Find the closest point on a curve to a given point

The curve is in fact the trajectory of a bus, the curve is represented by many (up to a few thousand) discrete points on the curve (the points were recorded by a GPS device installed on the bus).
Input a point P, I need to find the closest point on the curve to the point P. The point P is usually no more than 30m away from the trajectory of the bus. Note, the closest point isn't necessary a point recorded by the GPS device, it could be a point somewhere between two recorded points.
First I need an algorithm to recover the trajectory from those recorded points. It would be great if the interpolated curve could show sharp turns made by the bus. Which curve is best for such task ? Is Bezier curve good enough ? And finally I have to calculate the closest point on the curve, of course the algorithm completely depends on the kind of curve chosen.
I'm doing some research, and don't have much knowledge in curve interpolation, so any suggestions are welcome.
For computing the trajectory from recorded points, I recommended using the centripetal or chord-length Catmull-Rom splines. See link for more details. Catmll-Rom splines are in fact special cubic Hermite curves, which can be easily converted into cubic Bezier curves. Please note that the result from Catmull-Rom spline is a G1 curve only in general. If you want the trajectory to be with higher continuity (such as C2), you can go with natural cubic splines or general B-spline interpolation. Whatever approach you take, it is advised to keep the spline's degree no higher than 5. Degree 3 is a popular choice.
Once you have the mathematical representation for the trajectory, you can compute the minimum distance between a given point P and the trajectory. In general, the squared distance between point P and a curve C(t) is represented as D(t) = |P-C(t)|^2. The minimum of D will happen at where its first derivative is zero, which means we have to find the root for the following equation:
dD/dt = 2*(P-C(t)).C'(t) =0
When C(t) is of degree 3, dD/dt will be of degree 5. This is the reason why it is recommended to use a low degree curve earlier.
There are many literatures or online materials talking about how to find the root of a polynomial (of any degree) efficiently and robustly. Here is another SO post that might be useful.
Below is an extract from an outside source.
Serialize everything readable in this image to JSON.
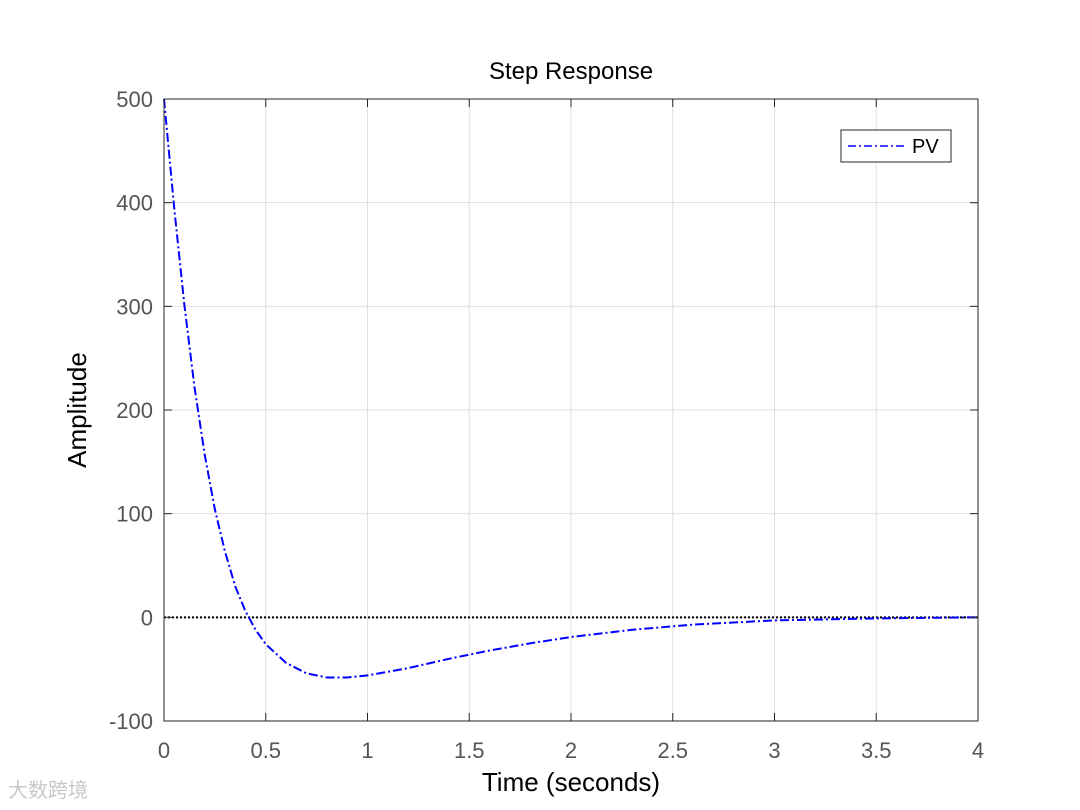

How to apply perspective transform to Bezier curve?

Should I apply transform to Bezier control points only? Will this be correct?
Or should I add some corrections?
Transform is 2D->2D with matrix
a b c
d e f
g h 1
No, it is not correct. You can apply affine transform to Bezier control points and obtain new Bezier curve.
But perspective transformation transforms polynomial curve (traditional Bezier) into rational curve. It may be described by rational Bezier curve or NURBS (short reference p.111)
So it is possible to represent usual Bezier curve as rational curve (it is always possible), apply persp. transform to control points of rational curve (using weights in homogeneous form), and draw new rational curve.

How to calculate control points for cubic curve, which approximates an elliptic arc?

Almost all vector graphics applications (like Corel) approximate elliptic arcs with several cubic Bezier curves. I need to add similar functionality to my application. So my question is: how to calculate control points of that Bezier curve?
There are lots of pages explaining how to do this. This paper by Don Lancaster, for example, gives control parameters for divisions of an ellipse into between 2 and 8 cubic splines, with a detailed analysis of the 4-spline case.